Le linee progettuali riguardano:

  • La diagnosi precoce
  • La diagnosi tempestiva
  • I progetti di telemedicina
  • I progetti di teleriabilitazione
  • I progetti sui trattamenti psicoeducazionali e di supporto ai caregiver, oltre che di stimolazione cognitiva per i pazienti.

In aggiunta alle linee di attività portate avanti dalle regioni, l’Istituto ha il compito di condurre ulteriori azioni in collaborazione con le stesse:

  • definizione delle prime linee guida pubbliche italiane sulla diagnosi e sul trattamento della demenza
  • occuparsi dell’aspetto della prevenzione sulla base di 12 fattori di rischio per prevenire la demenza, valutandone la prevalenza in tutte le regioni italiane
  • condurre una survey in tutti i servizi dedicati alle demenze in Italia, quindi i CDCD (Centri per i Disturbi Cognitivi e le Demenze), le RSA e i centri diurni
  • fare formazione attraverso un corso per i familiari dei pazienti con demenza, che sarà disponibile alla fine del 2023
  • condurre un’indagine nazionale, in corso, con l’obiettivo di raggiungere 10mila  familiari dei pazienti con demenza per chiarire come è cambiata la situazione durante la pandemia, fotografando la realtà del paese e le differenze territoriali
  • formare i medici di medicina generale in accordo con la SIMG (Società Italiana di Medicina Generale e delle Cure Primarie) con l’obiettivo di fornire un supporto alla medicina generale nella presa in carico delle persone con demenza e delle loro famiglie.
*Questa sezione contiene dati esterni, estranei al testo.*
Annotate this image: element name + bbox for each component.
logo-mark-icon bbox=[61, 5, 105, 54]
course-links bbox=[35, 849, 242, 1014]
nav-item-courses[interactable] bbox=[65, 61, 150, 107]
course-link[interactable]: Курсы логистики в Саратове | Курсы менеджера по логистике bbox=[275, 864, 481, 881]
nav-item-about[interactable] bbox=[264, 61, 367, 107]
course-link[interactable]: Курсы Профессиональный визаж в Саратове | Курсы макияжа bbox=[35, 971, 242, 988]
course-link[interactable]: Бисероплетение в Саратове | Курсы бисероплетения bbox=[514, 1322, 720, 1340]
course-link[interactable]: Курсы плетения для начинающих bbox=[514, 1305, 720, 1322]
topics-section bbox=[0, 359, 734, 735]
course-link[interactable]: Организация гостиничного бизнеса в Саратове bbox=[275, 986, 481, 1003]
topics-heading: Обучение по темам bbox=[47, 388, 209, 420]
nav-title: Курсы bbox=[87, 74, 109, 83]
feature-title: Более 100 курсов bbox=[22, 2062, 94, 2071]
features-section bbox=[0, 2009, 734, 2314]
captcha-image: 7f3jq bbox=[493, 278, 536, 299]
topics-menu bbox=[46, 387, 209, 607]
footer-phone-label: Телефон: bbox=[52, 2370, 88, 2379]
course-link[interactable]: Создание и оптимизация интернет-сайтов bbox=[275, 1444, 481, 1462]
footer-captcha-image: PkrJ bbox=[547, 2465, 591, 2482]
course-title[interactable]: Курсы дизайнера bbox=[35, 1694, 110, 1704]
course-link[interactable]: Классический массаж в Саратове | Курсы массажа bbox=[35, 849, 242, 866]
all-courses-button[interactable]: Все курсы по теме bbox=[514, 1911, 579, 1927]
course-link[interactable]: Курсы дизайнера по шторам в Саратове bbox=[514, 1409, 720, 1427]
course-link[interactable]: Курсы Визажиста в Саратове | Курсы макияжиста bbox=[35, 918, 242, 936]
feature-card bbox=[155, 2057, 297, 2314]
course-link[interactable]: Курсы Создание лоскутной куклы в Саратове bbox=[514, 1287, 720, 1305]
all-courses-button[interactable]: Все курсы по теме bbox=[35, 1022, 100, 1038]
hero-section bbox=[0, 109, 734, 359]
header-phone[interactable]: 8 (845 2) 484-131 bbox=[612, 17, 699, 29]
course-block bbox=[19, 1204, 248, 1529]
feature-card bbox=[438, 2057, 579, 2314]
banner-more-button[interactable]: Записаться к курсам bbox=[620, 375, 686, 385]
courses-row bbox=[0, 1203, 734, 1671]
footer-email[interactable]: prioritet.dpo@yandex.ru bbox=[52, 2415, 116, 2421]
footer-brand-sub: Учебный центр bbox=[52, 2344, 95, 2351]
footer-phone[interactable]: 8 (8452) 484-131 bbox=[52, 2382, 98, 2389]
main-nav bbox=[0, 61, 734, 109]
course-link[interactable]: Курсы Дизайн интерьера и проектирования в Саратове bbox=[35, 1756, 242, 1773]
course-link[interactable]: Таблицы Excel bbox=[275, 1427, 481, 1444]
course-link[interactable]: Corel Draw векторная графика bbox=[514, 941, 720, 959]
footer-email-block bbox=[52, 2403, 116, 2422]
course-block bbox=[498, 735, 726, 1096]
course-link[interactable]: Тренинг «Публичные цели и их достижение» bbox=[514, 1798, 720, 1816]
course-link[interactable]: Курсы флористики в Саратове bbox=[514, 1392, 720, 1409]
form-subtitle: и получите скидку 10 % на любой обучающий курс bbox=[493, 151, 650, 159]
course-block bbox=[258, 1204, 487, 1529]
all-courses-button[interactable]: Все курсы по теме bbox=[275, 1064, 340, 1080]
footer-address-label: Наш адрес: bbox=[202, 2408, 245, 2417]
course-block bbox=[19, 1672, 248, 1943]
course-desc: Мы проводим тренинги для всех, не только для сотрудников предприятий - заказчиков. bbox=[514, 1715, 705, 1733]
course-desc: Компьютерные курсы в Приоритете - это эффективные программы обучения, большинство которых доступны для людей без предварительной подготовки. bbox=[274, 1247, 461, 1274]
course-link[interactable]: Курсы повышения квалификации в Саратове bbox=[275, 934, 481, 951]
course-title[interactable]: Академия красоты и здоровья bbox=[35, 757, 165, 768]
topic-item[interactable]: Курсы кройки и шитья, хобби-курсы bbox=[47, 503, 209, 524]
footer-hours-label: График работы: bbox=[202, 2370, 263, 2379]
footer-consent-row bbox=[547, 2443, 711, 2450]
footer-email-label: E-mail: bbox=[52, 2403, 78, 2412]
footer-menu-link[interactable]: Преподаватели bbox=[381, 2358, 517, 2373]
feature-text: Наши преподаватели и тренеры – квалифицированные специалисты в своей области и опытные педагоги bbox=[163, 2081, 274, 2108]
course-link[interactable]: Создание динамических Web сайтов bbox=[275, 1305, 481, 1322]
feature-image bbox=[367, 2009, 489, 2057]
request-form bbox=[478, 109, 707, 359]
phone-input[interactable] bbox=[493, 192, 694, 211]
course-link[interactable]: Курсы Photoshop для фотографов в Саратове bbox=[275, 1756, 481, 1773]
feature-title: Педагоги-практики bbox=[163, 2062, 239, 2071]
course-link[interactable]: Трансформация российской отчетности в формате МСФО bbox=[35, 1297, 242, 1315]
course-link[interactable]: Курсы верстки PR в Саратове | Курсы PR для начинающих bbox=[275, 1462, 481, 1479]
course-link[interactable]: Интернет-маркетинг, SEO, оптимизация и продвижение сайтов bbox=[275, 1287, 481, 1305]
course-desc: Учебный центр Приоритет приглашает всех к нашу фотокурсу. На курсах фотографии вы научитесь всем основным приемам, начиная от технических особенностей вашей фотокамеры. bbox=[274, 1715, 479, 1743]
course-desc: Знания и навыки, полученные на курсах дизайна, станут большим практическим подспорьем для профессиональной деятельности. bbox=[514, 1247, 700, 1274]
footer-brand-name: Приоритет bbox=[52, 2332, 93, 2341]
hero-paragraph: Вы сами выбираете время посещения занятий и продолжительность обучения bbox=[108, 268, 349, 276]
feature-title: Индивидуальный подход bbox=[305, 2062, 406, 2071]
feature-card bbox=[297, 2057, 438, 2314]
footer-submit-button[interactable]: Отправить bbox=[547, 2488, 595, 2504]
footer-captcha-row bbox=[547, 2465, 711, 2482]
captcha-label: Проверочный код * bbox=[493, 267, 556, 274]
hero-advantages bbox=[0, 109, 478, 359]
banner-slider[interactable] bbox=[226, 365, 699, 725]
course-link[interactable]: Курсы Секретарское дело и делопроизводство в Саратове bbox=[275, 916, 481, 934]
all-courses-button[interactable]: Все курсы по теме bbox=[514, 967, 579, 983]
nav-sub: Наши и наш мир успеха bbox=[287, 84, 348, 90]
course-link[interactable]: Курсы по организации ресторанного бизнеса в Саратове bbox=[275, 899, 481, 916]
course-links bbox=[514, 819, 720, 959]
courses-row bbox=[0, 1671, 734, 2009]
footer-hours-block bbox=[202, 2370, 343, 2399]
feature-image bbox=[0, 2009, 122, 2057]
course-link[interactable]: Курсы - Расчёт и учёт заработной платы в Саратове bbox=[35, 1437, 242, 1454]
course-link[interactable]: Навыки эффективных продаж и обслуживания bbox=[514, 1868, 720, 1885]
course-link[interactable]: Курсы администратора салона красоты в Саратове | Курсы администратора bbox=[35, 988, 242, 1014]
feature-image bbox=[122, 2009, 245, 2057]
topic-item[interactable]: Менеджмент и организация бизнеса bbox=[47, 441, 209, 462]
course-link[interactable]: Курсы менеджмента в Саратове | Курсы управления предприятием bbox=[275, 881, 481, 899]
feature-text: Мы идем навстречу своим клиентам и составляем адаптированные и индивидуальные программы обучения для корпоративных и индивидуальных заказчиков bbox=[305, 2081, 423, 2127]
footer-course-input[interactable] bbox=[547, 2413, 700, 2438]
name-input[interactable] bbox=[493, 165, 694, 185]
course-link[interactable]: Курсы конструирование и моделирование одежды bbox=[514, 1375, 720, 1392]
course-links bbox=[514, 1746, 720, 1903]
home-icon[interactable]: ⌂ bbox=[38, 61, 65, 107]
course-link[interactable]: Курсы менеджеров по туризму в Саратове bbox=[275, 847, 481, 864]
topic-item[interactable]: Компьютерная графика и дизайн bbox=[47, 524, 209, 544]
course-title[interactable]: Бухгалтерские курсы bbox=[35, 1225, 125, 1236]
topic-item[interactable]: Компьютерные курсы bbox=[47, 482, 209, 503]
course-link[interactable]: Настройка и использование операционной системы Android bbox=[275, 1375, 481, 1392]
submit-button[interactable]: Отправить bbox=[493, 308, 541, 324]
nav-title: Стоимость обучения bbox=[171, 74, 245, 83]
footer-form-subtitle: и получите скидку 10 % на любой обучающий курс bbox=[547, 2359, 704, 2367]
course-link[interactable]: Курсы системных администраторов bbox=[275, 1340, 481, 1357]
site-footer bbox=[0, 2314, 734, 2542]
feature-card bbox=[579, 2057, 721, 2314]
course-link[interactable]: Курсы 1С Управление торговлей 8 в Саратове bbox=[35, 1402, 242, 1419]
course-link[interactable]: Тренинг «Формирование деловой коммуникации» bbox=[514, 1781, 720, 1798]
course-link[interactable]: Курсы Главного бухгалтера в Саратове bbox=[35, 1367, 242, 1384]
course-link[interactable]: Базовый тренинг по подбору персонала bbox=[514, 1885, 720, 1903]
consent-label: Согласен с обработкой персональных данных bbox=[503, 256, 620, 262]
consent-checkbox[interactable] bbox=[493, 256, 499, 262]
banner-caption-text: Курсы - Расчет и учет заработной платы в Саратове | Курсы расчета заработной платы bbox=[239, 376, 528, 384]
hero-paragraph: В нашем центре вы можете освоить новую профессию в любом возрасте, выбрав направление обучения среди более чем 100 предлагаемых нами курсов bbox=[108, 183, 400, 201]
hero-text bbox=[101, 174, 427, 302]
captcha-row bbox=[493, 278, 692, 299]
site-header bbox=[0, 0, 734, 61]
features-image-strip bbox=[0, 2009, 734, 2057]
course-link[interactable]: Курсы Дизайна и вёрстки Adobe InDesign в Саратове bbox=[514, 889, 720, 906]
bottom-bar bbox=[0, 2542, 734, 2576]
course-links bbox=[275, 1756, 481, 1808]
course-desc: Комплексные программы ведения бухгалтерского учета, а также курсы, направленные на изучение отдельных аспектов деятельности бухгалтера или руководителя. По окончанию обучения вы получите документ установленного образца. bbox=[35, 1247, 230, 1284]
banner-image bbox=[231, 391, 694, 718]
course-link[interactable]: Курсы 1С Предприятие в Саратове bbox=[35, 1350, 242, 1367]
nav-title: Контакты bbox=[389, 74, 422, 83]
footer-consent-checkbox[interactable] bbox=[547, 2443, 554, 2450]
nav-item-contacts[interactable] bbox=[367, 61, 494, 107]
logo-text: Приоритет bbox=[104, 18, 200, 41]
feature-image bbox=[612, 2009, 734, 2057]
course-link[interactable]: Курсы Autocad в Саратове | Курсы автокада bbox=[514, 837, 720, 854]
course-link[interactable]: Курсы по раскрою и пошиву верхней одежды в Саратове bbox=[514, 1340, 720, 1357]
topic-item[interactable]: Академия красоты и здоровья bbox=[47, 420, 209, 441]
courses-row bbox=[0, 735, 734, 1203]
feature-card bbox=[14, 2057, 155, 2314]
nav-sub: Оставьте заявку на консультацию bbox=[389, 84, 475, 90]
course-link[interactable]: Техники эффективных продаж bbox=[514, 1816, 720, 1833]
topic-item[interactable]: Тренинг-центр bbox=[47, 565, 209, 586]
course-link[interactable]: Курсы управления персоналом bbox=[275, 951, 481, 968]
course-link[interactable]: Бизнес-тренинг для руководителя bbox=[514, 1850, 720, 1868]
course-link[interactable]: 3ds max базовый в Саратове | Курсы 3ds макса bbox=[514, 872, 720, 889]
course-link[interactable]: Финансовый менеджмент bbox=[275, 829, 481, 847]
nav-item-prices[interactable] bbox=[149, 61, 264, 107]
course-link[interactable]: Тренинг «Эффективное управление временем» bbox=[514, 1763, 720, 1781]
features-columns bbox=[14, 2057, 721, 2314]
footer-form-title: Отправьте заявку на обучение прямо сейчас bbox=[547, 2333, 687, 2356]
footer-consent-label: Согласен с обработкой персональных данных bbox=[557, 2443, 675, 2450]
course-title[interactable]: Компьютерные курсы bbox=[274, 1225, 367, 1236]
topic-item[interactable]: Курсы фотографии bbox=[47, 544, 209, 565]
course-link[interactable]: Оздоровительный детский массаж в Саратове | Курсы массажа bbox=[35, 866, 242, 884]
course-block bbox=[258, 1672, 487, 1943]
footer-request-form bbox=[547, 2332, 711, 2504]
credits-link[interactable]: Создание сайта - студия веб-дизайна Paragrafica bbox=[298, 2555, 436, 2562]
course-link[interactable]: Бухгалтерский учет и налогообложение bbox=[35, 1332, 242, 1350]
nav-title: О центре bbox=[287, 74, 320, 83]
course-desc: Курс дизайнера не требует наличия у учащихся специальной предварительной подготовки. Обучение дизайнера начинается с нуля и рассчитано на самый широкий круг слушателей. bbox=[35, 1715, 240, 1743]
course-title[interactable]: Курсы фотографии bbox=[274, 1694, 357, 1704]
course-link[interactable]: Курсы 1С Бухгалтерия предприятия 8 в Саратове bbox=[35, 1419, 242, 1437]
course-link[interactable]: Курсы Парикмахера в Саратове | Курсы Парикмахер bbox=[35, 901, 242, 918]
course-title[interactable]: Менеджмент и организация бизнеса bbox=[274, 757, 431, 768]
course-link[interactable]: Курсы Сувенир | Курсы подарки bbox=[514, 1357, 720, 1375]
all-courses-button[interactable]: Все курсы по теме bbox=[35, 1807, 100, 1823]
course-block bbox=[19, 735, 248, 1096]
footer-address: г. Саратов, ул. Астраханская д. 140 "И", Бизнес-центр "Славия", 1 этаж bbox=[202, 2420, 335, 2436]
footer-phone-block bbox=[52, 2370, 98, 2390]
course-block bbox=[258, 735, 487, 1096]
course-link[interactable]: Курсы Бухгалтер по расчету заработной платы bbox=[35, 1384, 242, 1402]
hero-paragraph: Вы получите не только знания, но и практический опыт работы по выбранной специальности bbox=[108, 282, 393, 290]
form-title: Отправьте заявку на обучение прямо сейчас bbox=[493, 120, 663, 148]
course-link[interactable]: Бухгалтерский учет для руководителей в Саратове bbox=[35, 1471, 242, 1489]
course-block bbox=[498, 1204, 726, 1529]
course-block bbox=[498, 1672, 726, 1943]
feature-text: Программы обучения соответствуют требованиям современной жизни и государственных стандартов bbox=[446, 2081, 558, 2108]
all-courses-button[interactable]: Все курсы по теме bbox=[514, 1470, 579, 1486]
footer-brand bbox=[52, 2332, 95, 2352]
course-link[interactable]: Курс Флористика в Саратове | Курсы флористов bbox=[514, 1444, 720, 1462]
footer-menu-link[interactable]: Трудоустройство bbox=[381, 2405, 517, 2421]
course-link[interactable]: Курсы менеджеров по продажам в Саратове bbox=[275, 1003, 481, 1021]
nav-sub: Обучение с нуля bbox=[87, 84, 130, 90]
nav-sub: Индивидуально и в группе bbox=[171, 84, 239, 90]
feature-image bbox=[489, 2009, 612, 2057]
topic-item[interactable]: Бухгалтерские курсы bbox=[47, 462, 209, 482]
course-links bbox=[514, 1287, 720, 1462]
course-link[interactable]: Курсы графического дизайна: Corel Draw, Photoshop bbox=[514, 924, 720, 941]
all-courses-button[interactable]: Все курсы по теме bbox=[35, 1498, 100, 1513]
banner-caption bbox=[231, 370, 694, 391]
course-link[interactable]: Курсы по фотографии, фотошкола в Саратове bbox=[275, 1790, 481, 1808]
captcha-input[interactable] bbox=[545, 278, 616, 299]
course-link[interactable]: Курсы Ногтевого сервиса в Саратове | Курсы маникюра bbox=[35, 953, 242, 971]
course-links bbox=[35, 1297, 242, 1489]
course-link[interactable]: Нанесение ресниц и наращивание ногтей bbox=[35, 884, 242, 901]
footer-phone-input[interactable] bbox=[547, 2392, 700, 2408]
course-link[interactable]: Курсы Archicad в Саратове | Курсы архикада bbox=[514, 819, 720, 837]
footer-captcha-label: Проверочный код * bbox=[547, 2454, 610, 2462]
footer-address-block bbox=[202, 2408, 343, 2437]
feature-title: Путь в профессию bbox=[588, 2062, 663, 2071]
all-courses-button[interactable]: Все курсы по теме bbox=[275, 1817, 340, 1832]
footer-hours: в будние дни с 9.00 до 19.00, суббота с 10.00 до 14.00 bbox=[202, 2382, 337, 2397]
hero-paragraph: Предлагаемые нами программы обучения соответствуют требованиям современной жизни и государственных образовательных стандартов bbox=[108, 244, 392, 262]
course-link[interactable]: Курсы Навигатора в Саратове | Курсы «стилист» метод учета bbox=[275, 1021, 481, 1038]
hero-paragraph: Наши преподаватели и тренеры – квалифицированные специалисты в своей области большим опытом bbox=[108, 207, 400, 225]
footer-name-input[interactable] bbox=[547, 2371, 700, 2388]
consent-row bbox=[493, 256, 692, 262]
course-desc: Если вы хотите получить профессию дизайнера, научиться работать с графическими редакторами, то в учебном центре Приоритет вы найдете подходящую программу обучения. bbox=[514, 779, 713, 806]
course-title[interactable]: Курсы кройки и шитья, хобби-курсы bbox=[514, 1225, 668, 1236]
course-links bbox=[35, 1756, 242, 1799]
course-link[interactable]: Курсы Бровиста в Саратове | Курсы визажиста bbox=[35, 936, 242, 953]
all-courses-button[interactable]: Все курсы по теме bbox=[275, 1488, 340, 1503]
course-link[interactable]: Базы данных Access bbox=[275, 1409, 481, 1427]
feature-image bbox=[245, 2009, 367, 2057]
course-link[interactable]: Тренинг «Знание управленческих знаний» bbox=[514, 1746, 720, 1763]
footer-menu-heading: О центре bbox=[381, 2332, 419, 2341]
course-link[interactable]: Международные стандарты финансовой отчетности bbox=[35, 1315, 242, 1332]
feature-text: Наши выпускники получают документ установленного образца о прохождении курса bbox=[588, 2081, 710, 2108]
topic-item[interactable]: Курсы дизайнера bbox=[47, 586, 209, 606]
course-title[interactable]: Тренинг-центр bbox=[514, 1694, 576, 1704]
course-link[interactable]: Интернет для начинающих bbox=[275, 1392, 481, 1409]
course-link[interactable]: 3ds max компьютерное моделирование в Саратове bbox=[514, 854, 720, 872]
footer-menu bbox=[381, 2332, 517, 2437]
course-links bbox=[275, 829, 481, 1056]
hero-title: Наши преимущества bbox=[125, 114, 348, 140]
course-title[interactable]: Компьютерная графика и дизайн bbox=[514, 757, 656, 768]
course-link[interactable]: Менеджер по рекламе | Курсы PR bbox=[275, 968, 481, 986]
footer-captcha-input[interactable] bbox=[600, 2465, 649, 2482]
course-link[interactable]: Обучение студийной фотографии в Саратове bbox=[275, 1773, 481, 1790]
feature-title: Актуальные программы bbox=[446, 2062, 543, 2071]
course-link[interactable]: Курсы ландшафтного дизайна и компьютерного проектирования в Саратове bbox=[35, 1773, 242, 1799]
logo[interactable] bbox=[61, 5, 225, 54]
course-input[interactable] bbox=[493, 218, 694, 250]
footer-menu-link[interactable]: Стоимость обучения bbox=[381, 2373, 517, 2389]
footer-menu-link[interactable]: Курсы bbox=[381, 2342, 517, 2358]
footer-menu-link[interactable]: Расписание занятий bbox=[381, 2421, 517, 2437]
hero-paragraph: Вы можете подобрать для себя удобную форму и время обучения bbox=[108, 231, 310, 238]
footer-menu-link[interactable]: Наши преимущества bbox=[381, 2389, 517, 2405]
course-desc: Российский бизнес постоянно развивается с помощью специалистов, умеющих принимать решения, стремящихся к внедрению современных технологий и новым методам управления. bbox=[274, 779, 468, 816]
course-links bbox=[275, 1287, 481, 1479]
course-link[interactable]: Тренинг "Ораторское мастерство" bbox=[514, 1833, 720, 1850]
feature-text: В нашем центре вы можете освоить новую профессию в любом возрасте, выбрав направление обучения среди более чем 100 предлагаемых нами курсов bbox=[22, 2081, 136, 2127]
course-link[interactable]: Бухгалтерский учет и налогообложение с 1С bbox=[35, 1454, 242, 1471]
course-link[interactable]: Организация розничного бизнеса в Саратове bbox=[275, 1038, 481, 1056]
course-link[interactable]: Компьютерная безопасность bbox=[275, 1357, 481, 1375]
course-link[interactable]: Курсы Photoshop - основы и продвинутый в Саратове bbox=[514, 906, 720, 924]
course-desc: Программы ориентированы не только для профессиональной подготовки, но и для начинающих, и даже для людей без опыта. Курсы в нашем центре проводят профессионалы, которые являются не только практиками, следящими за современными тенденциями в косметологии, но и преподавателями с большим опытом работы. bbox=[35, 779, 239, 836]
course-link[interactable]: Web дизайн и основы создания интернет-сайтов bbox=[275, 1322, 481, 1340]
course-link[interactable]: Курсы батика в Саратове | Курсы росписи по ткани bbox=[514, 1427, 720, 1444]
«Tutta la comunità scientifica, le associazioni e i familiari si augurano che il fondo sarà rifinanziato e incrementato per il 2024-26. Si stima che la demenza, tra costi diretti e indiretti, comporti un impegno economico per le nostre finanze pari a 16-18 miliardi di euro l’anno e abbiamo a disposizione 15 milioni di euro per modificare questa realtà» ha commentato Vanacore. «E’ fondamentale che il fondo venga rifinanziato e incrementato e che diventi poi strutturale, in modo da fare tutto il possibile per arginare il fenomeno della demenza, che lede il tessuto connettivo della società».